As noted earlier, patients are often very attached to their primary care physician. Patients tend to see their physician during episodes of illness and/or regular checkups. When the illness episode has resolved, patients are unlikely to have contact until a need arises again. While research on this process is nonexistent, the author’s 18 years of experience of seeing patients in a family medicine setting suggests that patients’ contact with the primary care psychologist follows a similar pattern. Patients would see the psychologist for 2–3 visits and may not see the psychologist again for several years. At that time, either a new life stressor emerged or psychiatric symptoms returned and the patient was seen again. The patient’s distress would lead to another episode of several treatment sessions until the patient regained equilibrium and then direct contact ceased. The availability of the primary care psychologist in their physician’s office group also is, on its own, very reassuring to patients. Even when the psychologist’s contact with a patient was simply a ‘‘hello’’ in the clinic corridor, patients seemed to experience a sense of security in knowing that the psychologist was still there.

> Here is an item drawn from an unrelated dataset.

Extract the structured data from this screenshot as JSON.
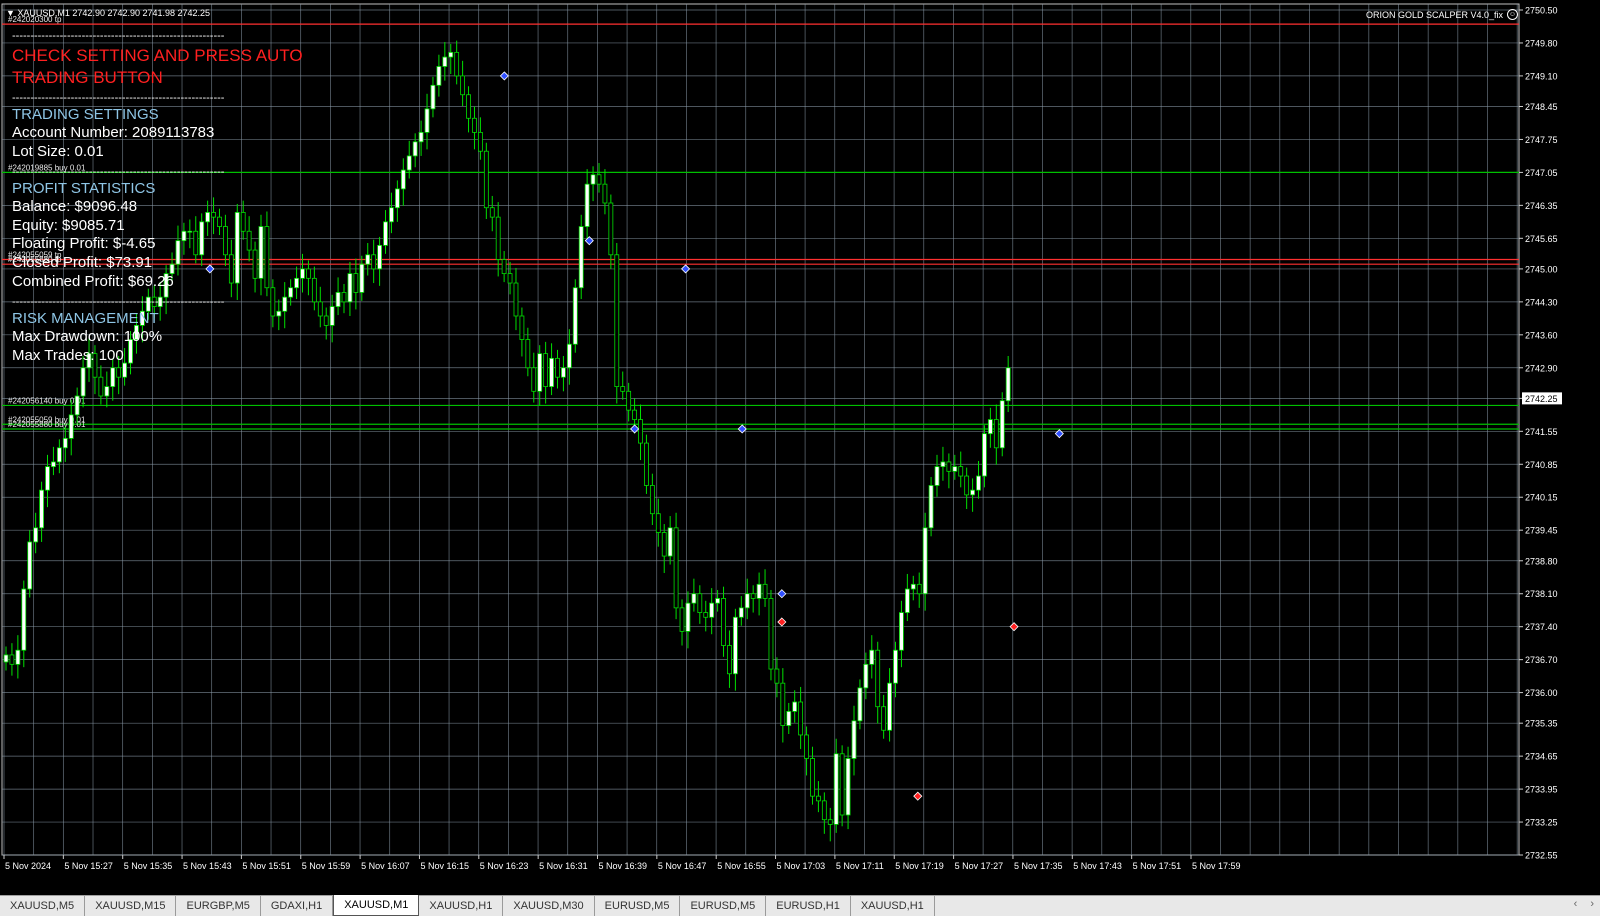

With the national average of 3–4 psychotherapy sessions attended for those who initiate treatment with a mental health professional, one can conclude that patients have been telling us for many years that psychotherapy would be brief. These data may provide some reassurance to psychologists new to this setting who are concerned that limited treatment will lead to patient dissatisfaction.
Somatization: It Is More Than You Think
While psychologists certainly have their share of diagnostic challenges, one could argue that they are small compared to those that daily confront the primary care physician. While important, mental health is a small part of the primary care provider’s clinical knowledge base. Fatigue, chest pain, insomnia, and cognitive difficulties are symptoms associated with a multitude of conditions ranging from myocardial infarction to hypothyroidism to traumatic brain injury to minor depression or an adjustment disorder. Most psychologists have some exposure to somatoform conditions. However, as presented in most overviews of psychiatric diagnosis, somatoform disorders tend to be equated with conversion symptoms. These are typically seen as being of historic interest and as dramatic oddities but as having little bearing on day-to-day practice.